Nancy must have had a hard time sitting through those three hours of study on Saturday mornings, in addition to a week of public school. She expressed her having a hard time by acting out in some way. One Saturday morning, the Deaconess had had enough of Nancy, and so she sent her home, early. Later, as I left the building to walk home the two blocks to Medford Avenue, I met Nancy, sitting on the front steps of the Church. She had no intention of going home early to her grandparents’ house!
***
My family were not church-going people, and so, I was not a church-going young person. I survived – easily – the grueling “examination” before the Congregation, led by Pastor Hoffman, the week before we were to be confirmed.
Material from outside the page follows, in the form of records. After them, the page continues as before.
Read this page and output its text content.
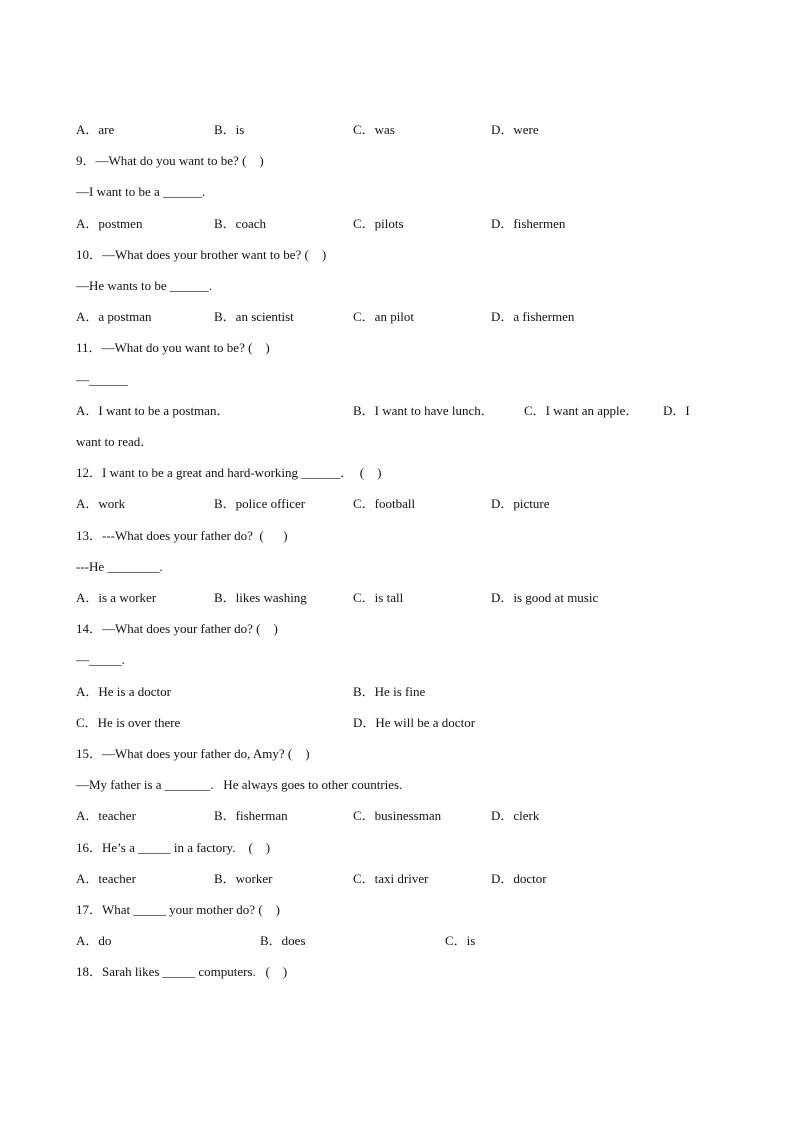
A．are	B．is	C．was	D．were
9．—What do you want to be? (    )
—I want to be a ______.
A．postmen	B．coach	C．pilots	D．fishermen
10．—What does your brother want to be? (    )
—He wants to be ______.
A．a postman	B．an scientist	C．an pilot	D．a fishermen
11．—What do you want to be? (    )
—______
A．I want to be a postman．	B．I want to have lunch． C．I want an apple． D．I
want to read．
12．I want to be a great and hard-working ______．  (    )
A．work	B．police officer	C．football	D．picture
13．---What does your father do?  (      )
---He ________.
A．is a worker	B．likes washing	C．is tall	D．is good at music
14．—What does your father do? (    )
—_____.
A．He is a doctor	B．He is fine
C．He is over there	D．He will be a doctor
15．—What does your father do, Amy? (    )
—My father is a _______.   He always goes to other countries.
A．teacher	B．fisherman	C．businessman	D．clerk
16．He’s a _____ in a factory.    (    )
A．teacher	B．worker	C．taxi driver	D．doctor
17．What _____ your mother do? (    )
A．do	B．does	C．is
18．Sarah likes _____ computers.   (    )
It was a large class of Confirmands, and the Pastor would call out a name and ask a question about the studies we had completed. The following week, on Palm Sunday, we were confirmed as adult members of the church. We received our Certificates of Confirmation, and a little box of envelopes for our tithes.
My family were not church-going people, and I was not a church-going young person, and so I attended church one or two times on my own before I stopped going entirely. A year or two later, I received a visit from the Deaconess, who had the charge to learn why I had “fallen away.” I recall bits of our conversation, my explanation that it seemed to me that the Hippies, with their talk of “love,” were expressing something like the Church’s teachings. I recalled that at one time during Confirmation Class, the Deaconess had used me as an example to the class of someone who would never drift away from Church! Now, I’d apparently failed her. I never did receive the visit from the Pastor, the next in line to question my failing faith.
Several years later, while I was studying at University, a surprising idea came to mind: “why couldn’t I be a Pastor?” I tell people now who inquire about my journey that I had not seen or even heard of a woman pastor! It would be several years before I found my way to a United Methodist Church with a thriving young people’s ministry led by a charismatic, politically involved Young Adult Minister who gently “took me by the hand” and led me into the Church. The Reverend Harvey Stower, had invited me, by his gentle guidance, to have a relationship with Jesus, and to show my faith by my life and actions in the world. And on one occasion, he asked me a question – no one had asked before: “Do you ever think about seminary?” His question allowed my unspoken yearning to come to the surface. His example of ministry, his work for justice, always, his walk with Jesus, was far-removed from the memorization and testing I’d encountered in Confirmation Class.
Still, I’m always grateful for the sound sense of theology and Biblical understanding I’d received during those three years of classes in the Lutheran tradition. As I grow older, looking back, I see that my life has had a trajectory of its own. Often, I was too anxious to trust that trajectory. But here I am, a fulfilling life of service behind me, and a deepening spiritual journey, still. As I like to say, “I’ve taken a drink from many cups.” I’m grateful.